TOKYO (Aug. 4) - Toyota chalked up a 39 percent jump in profit for its first fiscal quarter as soaring gas prices led drivers around the world to snatch up the Japanese automaker's models known for their good mileage.

Toyota Motor Corp., which also benefited from a weaker yen and cost-cutting efforts, reported Friday a $3.2 billion profit in the April-June quarter, a sharp rise from the same period the previous year.

Quarterly sales surged 13 percent to $49 billion, according to the company, which is based in Toyota city, central Japan.

Toyota, the world's second biggest automaker after General Motors Corp., is not the only Japanese automaker to record recent robust results, in contrast to the plight of GM and other U.S. automakers, whose gas-guzzling image is hurting sales.

Some analysts say Toyota is on track to overtake GM as the world's No. 1 automaker in vehicle production and sales in a few years.

Toyota sold 2.09 million vehicles around the world in the latest quarter, up from 1.95 million the same period a year earlier. Sales were especially robust in North America where it sold 747,300 vehicles, up more than 16 percent from 641,200 sold in the first quarter of last year.

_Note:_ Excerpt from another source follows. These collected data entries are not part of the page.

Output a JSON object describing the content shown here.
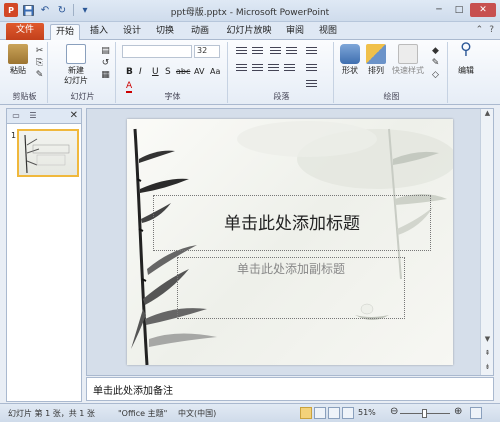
{
  "window": {
    "title": "ppt母版.pptx - Microsoft PowerPoint",
    "app_icon_letter": "P"
  },
  "tabs": {
    "file": "文件",
    "items": [
      "开始",
      "插入",
      "设计",
      "切换",
      "动画",
      "幻灯片放映",
      "审阅",
      "视图"
    ],
    "active_index": 0
  },
  "ribbon": {
    "clipboard": {
      "paste": "粘贴",
      "group_label": "剪贴板"
    },
    "slides": {
      "new_slide_line1": "新建",
      "new_slide_line2": "幻灯片",
      "group_label": "幻灯片"
    },
    "font": {
      "size": "32",
      "group_label": "字体",
      "format_labels": [
        "B",
        "I",
        "U",
        "S",
        "abc",
        "AV",
        "Aa",
        "A"
      ]
    },
    "paragraph": {
      "group_label": "段落"
    },
    "drawing": {
      "shape": "形状",
      "arrange": "排列",
      "quick_styles": "快速样式",
      "group_label": "绘图"
    },
    "editing": {
      "label": "编辑"
    }
  },
  "thumbnail": {
    "number": "1"
  },
  "slide": {
    "title_placeholder": "单击此处添加标题",
    "subtitle_placeholder": "单击此处添加副标题"
  },
  "notes": {
    "placeholder": "单击此处添加备注"
  },
  "status": {
    "slide_info": "幻灯片 第 1 张，共 1 张",
    "theme": "\"Office 主题\"",
    "language": "中文(中国)",
    "zoom": "51%"
  },
  "colors": {
    "file_tab": "#d24726",
    "thumb_border": "#f0b83c",
    "ribbon_bg": "#f6f9fd"
  }
}
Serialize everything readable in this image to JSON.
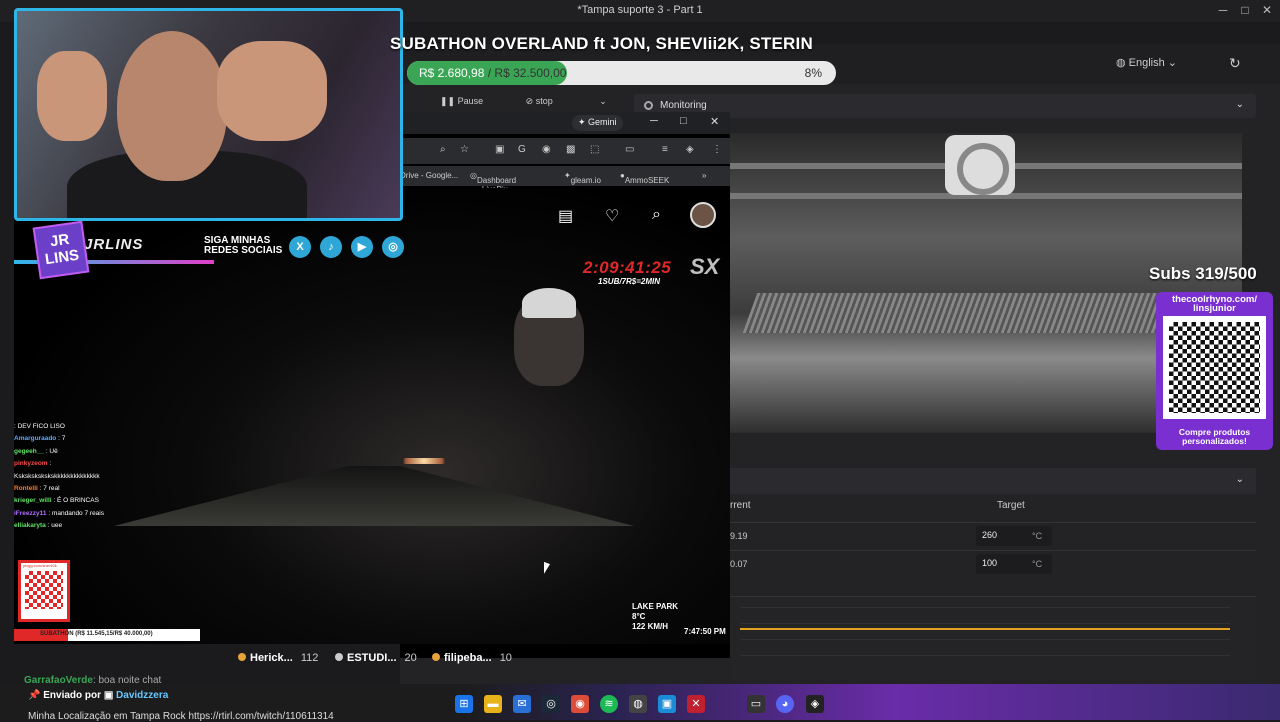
{
  "window": {
    "title": "*Tampa suporte 3 - Part 1",
    "minimize": "─",
    "maximize": "□",
    "close": "✕"
  },
  "app": {
    "language": "English",
    "controls": {
      "pause": "Pause",
      "stop": "stop"
    },
    "monitoring_label": "Monitoring",
    "table": {
      "col_current": "rrent",
      "col_target": "Target",
      "rows": [
        {
          "current": "9.19",
          "target": "260",
          "unit": "°C"
        },
        {
          "current": "0.07",
          "target": "100",
          "unit": "°C"
        }
      ]
    },
    "accent": "#e2a31e"
  },
  "overlay": {
    "subathon_title": "SUBATHON OVERLAND ft JON, SHEVIii2K, STERIN",
    "goal_current": "R$ 2.680,98",
    "goal_separator": " / ",
    "goal_target": "R$ 32.500,00",
    "goal_percent_label": "8%",
    "goal_fraction": 0.08,
    "subs_counter": "Subs 319/500",
    "qr_url": "thecoolrhyno.com/ linsjunior",
    "qr_cta": "Compre produtos personalizados!",
    "social": {
      "logo_text": "JR LINS",
      "name": "JRLINS",
      "follow_text": "SIGA MINHAS REDES SOCIAIS",
      "icons": [
        {
          "name": "x-icon",
          "glyph": "X"
        },
        {
          "name": "tiktok-icon",
          "glyph": "♪"
        },
        {
          "name": "youtube-icon",
          "glyph": "▶"
        },
        {
          "name": "instagram-icon",
          "glyph": "◎"
        }
      ]
    }
  },
  "browser": {
    "gemini_label": "✦ Gemini",
    "bookmarks": [
      "Drive - Google...",
      "Dashboard - LivePix",
      "gleam.io",
      "AmmoSEEK"
    ],
    "bookmarks_more": "»"
  },
  "stream": {
    "timer": "2:09:41:25",
    "timer_rule": "1SUB/7R$=2MIN",
    "sx_logo": "SX",
    "dash_location": "LAKE PARK",
    "dash_temp": "8°C",
    "dash_speed": "122 KM/H",
    "dash_time": "7:47:50 PM",
    "small_goal_text": "SUBATHON (R$ 11.545,15/R$ 40.000,00)",
    "small_goal_fraction": 0.29,
    "small_qr_label": "pixgg.com/shevii2k",
    "chat": [
      {
        "user": "",
        "text": ": DEV FICO LISO",
        "color": "#8a8aff"
      },
      {
        "user": "Amarguraado",
        "text": ": 7",
        "color": "#5fa8ff"
      },
      {
        "user": "gegeeh__",
        "text": ": Uê",
        "color": "#64e36b"
      },
      {
        "user": "pinkyzeom",
        "text": ":",
        "color": "#ff4a4a"
      },
      {
        "user": "",
        "text": "Kskskskskskskkkkkkkkkkkkkk",
        "color": "#fff"
      },
      {
        "user": "Rontelli",
        "text": ": 7 real",
        "color": "#ff7b2e"
      },
      {
        "user": "krieger_willi",
        "text": ": É O BRINCAS",
        "color": "#64e36b"
      },
      {
        "user": "iFreezzy11",
        "text": ": mandando 7 reais",
        "color": "#b370ff"
      },
      {
        "user": "elliakaryta",
        "text": ": uee",
        "color": "#64e36b"
      }
    ],
    "leaderboard": [
      {
        "name": "Herick...",
        "count": "112"
      },
      {
        "name": "ESTUDI...",
        "count": "20"
      },
      {
        "name": "filipeba...",
        "count": "10"
      }
    ]
  },
  "bottom": {
    "chat_user": "GarrafaoVerde",
    "chat_text": ": boa noite chat",
    "enviado_prefix": "Enviado por",
    "enviado_user": "Davidzzera",
    "message": "Minha Localização em Tampa Rock https://rtirl.com/twitch/110611314"
  }
}
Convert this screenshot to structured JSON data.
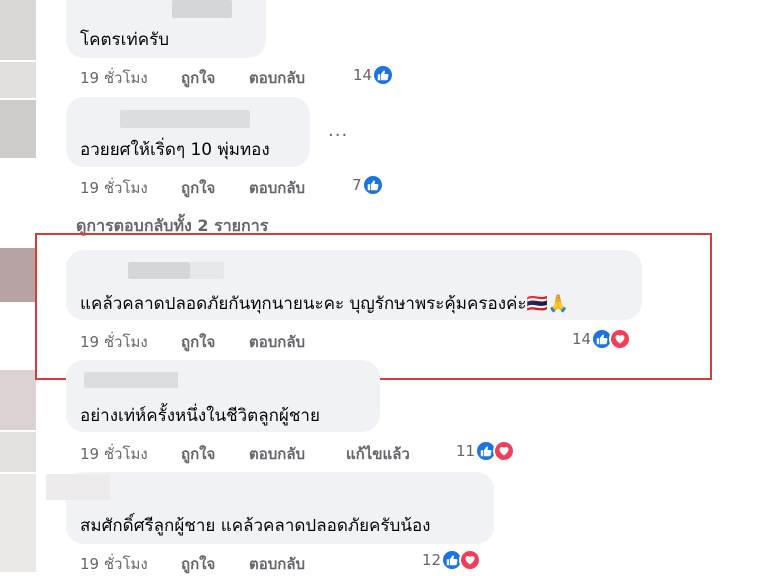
{
  "comments": [
    {
      "text": "โคตรเท่ครับ",
      "time": "19 ชั่วโมง",
      "like": "ถูกใจ",
      "reply": "ตอบกลับ",
      "edited": "",
      "reactions": "14",
      "reaction_types": [
        "like-icon"
      ]
    },
    {
      "text": "อวยยศให้เริ่ดๆ 10 พุ่มทอง",
      "time": "19 ชั่วโมง",
      "like": "ถูกใจ",
      "reply": "ตอบกลับ",
      "edited": "",
      "reactions": "7",
      "reaction_types": [
        "like-icon"
      ]
    },
    {
      "text": "แคล้วคลาดปลอดภัยกันทุกนายนะคะ บุญรักษาพระคุ้มครองค่ะ🇹🇭🙏",
      "time": "19 ชั่วโมง",
      "like": "ถูกใจ",
      "reply": "ตอบกลับ",
      "edited": "",
      "reactions": "14",
      "reaction_types": [
        "like-icon",
        "love-icon"
      ]
    },
    {
      "text": "อย่างเท่ห์ครั้งหนึ่งในชีวิตลูกผู้ชาย",
      "time": "19 ชั่วโมง",
      "like": "ถูกใจ",
      "reply": "ตอบกลับ",
      "edited": "แก้ไขแล้ว",
      "reactions": "11",
      "reaction_types": [
        "like-icon",
        "love-icon"
      ]
    },
    {
      "text": "สมศักดิ์ศรีลูกผู้ชาย แคล้วคลาดปลอดภัยครับน้อง",
      "time": "19 ชั่วโมง",
      "like": "ถูกใจ",
      "reply": "ตอบกลับ",
      "edited": "",
      "reactions": "12",
      "reaction_types": [
        "like-icon",
        "love-icon"
      ]
    }
  ],
  "view_replies": "ดูการตอบกลับทั้ง 2 รายการ",
  "more_options": "...",
  "colors": {
    "like": "#1b74e4",
    "love": "#f33e58",
    "highlight": "#d93a3a",
    "bubble": "#f0f2f5"
  }
}
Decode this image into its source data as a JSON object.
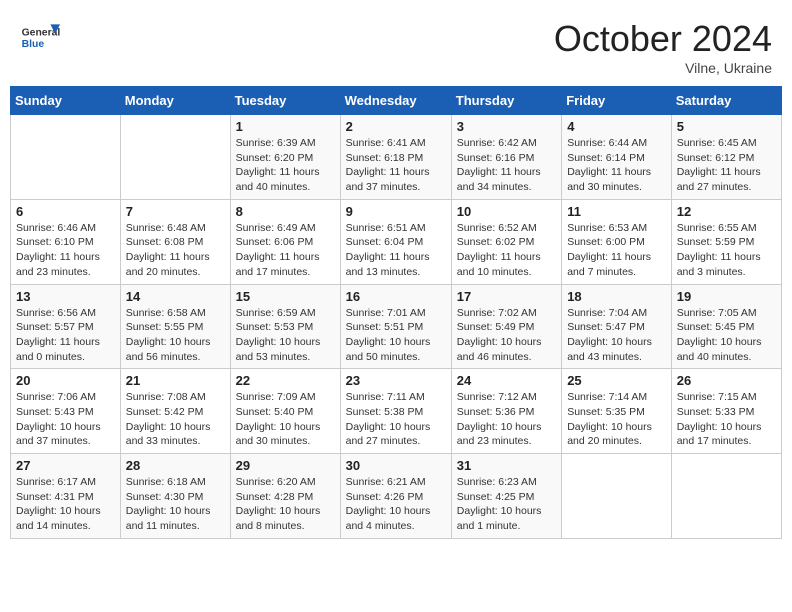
{
  "header": {
    "logo_general": "General",
    "logo_blue": "Blue",
    "month_title": "October 2024",
    "location": "Vilne, Ukraine"
  },
  "days_of_week": [
    "Sunday",
    "Monday",
    "Tuesday",
    "Wednesday",
    "Thursday",
    "Friday",
    "Saturday"
  ],
  "weeks": [
    [
      {
        "day": "",
        "detail": ""
      },
      {
        "day": "",
        "detail": ""
      },
      {
        "day": "1",
        "detail": "Sunrise: 6:39 AM\nSunset: 6:20 PM\nDaylight: 11 hours and 40 minutes."
      },
      {
        "day": "2",
        "detail": "Sunrise: 6:41 AM\nSunset: 6:18 PM\nDaylight: 11 hours and 37 minutes."
      },
      {
        "day": "3",
        "detail": "Sunrise: 6:42 AM\nSunset: 6:16 PM\nDaylight: 11 hours and 34 minutes."
      },
      {
        "day": "4",
        "detail": "Sunrise: 6:44 AM\nSunset: 6:14 PM\nDaylight: 11 hours and 30 minutes."
      },
      {
        "day": "5",
        "detail": "Sunrise: 6:45 AM\nSunset: 6:12 PM\nDaylight: 11 hours and 27 minutes."
      }
    ],
    [
      {
        "day": "6",
        "detail": "Sunrise: 6:46 AM\nSunset: 6:10 PM\nDaylight: 11 hours and 23 minutes."
      },
      {
        "day": "7",
        "detail": "Sunrise: 6:48 AM\nSunset: 6:08 PM\nDaylight: 11 hours and 20 minutes."
      },
      {
        "day": "8",
        "detail": "Sunrise: 6:49 AM\nSunset: 6:06 PM\nDaylight: 11 hours and 17 minutes."
      },
      {
        "day": "9",
        "detail": "Sunrise: 6:51 AM\nSunset: 6:04 PM\nDaylight: 11 hours and 13 minutes."
      },
      {
        "day": "10",
        "detail": "Sunrise: 6:52 AM\nSunset: 6:02 PM\nDaylight: 11 hours and 10 minutes."
      },
      {
        "day": "11",
        "detail": "Sunrise: 6:53 AM\nSunset: 6:00 PM\nDaylight: 11 hours and 7 minutes."
      },
      {
        "day": "12",
        "detail": "Sunrise: 6:55 AM\nSunset: 5:59 PM\nDaylight: 11 hours and 3 minutes."
      }
    ],
    [
      {
        "day": "13",
        "detail": "Sunrise: 6:56 AM\nSunset: 5:57 PM\nDaylight: 11 hours and 0 minutes."
      },
      {
        "day": "14",
        "detail": "Sunrise: 6:58 AM\nSunset: 5:55 PM\nDaylight: 10 hours and 56 minutes."
      },
      {
        "day": "15",
        "detail": "Sunrise: 6:59 AM\nSunset: 5:53 PM\nDaylight: 10 hours and 53 minutes."
      },
      {
        "day": "16",
        "detail": "Sunrise: 7:01 AM\nSunset: 5:51 PM\nDaylight: 10 hours and 50 minutes."
      },
      {
        "day": "17",
        "detail": "Sunrise: 7:02 AM\nSunset: 5:49 PM\nDaylight: 10 hours and 46 minutes."
      },
      {
        "day": "18",
        "detail": "Sunrise: 7:04 AM\nSunset: 5:47 PM\nDaylight: 10 hours and 43 minutes."
      },
      {
        "day": "19",
        "detail": "Sunrise: 7:05 AM\nSunset: 5:45 PM\nDaylight: 10 hours and 40 minutes."
      }
    ],
    [
      {
        "day": "20",
        "detail": "Sunrise: 7:06 AM\nSunset: 5:43 PM\nDaylight: 10 hours and 37 minutes."
      },
      {
        "day": "21",
        "detail": "Sunrise: 7:08 AM\nSunset: 5:42 PM\nDaylight: 10 hours and 33 minutes."
      },
      {
        "day": "22",
        "detail": "Sunrise: 7:09 AM\nSunset: 5:40 PM\nDaylight: 10 hours and 30 minutes."
      },
      {
        "day": "23",
        "detail": "Sunrise: 7:11 AM\nSunset: 5:38 PM\nDaylight: 10 hours and 27 minutes."
      },
      {
        "day": "24",
        "detail": "Sunrise: 7:12 AM\nSunset: 5:36 PM\nDaylight: 10 hours and 23 minutes."
      },
      {
        "day": "25",
        "detail": "Sunrise: 7:14 AM\nSunset: 5:35 PM\nDaylight: 10 hours and 20 minutes."
      },
      {
        "day": "26",
        "detail": "Sunrise: 7:15 AM\nSunset: 5:33 PM\nDaylight: 10 hours and 17 minutes."
      }
    ],
    [
      {
        "day": "27",
        "detail": "Sunrise: 6:17 AM\nSunset: 4:31 PM\nDaylight: 10 hours and 14 minutes."
      },
      {
        "day": "28",
        "detail": "Sunrise: 6:18 AM\nSunset: 4:30 PM\nDaylight: 10 hours and 11 minutes."
      },
      {
        "day": "29",
        "detail": "Sunrise: 6:20 AM\nSunset: 4:28 PM\nDaylight: 10 hours and 8 minutes."
      },
      {
        "day": "30",
        "detail": "Sunrise: 6:21 AM\nSunset: 4:26 PM\nDaylight: 10 hours and 4 minutes."
      },
      {
        "day": "31",
        "detail": "Sunrise: 6:23 AM\nSunset: 4:25 PM\nDaylight: 10 hours and 1 minute."
      },
      {
        "day": "",
        "detail": ""
      },
      {
        "day": "",
        "detail": ""
      }
    ]
  ]
}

Toyota models previously seen as rather small like the Corolla and niche offerings like the Prius hybrid - which switches between a gas engine and electric motor to deliver better mileage - are gaining new appeal in the U.S., where retail gasoline prices have risen to about $3 per gallon.

In July, Toyota for the first time beat Ford Motor Co. in U.S. vehicle market share, outselling Ford to be No. 2 after GM. Ford's year-to-date sales are still ahead of Toyota's, and the U.S. companies blamed the drop in market share on last summer's heavy incentives, or discounts on car prices, that had artificially elevated sales.

"Toyota's results were excellent," said Tsuyoshi Mochimaru, auto analyst at Deutsche Securities in Tokyo, adding that Toyota's earnings got an extra lift from investment costs that had dragged down profits last year. "Sales growth in the American market worked as a big plus for Toyota."

Toyota kept unchanged its forecast for the full fiscal year ending March 2007, at 1.31 trillion yen ($11.4 billion) profit on 22.3 trillion yen ($194 billion) sales. It also maintained its vehicle sales forecast for fiscal 2006 at 8.45 million vehicles, up from 7.97 million Toyota sold in the fiscal year ended March 31.

During April-June, Toyota's vehicle sales in Japan stayed flat and dipped in Asia but improved in Europe, as well as North America and other regions.

In quarterly revenue, Toyota reported a 14 percent increase in Japan, 19 percent rise in North America and 24 percent surge in Europe. While revenue inched down 4 percent in Asia it leaped 25 percent for other regions during the three months.

Also contributing to Toyota's bottom line were a weak yen, which added 100 billion yen ($871 million) to operating profit, and 20 billion yen ($174 million) in cost cuts, the company said in a statement.

Toyota is likely to continue to get a big lift from the growing global interest in fuel-efficiency. Toyota has recently begun selling a hybrid version of the Camry sedan in the U.S. The Camry has been the best-selling car in North America for eight of the last nine years.

Japanese rival Honda Motor Co., which reported a 29.6 percent increase in profit to 143.4 billion yen ($1.2 billion) for the quarter through June, has also been boosting its U.S. market share. Honda makes the Civic and Accord, both reputed as delivering solid mileage.

In contrast to Toyota's booming results, U.S. automakers have been struggling.

GM, which is shutting plants and sending thousands of workers on early retirement, lost $3.4 billion in the latest quarter, while Ford lost $254 million.

But Toyota has faced its own troubles, including increasing numbers of recalls that are partially due to its efforts to cut costs by using the same parts across various models.

Japanese authorities have launched a criminal investigation into three Toyota officials suspected of failing to act on knowledge about a faulty steering part, which may have caused a 2004 head-on accident that injured five people.

Toyota also faces a sexual harassment lawsuit in the U.S. filed against Hidetaka Otaka, who has since stepped down as the president and chief executive of Toyota's U.S. unit. Otaka says he is innocent.

Toyota appointed Jim Press, an American who headed Toyota's U.S. sales unit, as president of Toyota Motor North America Inc., overseeing sales and engineering divisions as well as 12 manufacturing plants in the U.S. and Canada - the first non-Japanese to take that position.

Toyota shares, which have gained about 50 percent in the last year, inched down 0.5 percent in Tokyo to finish at 6,080 yen ($53).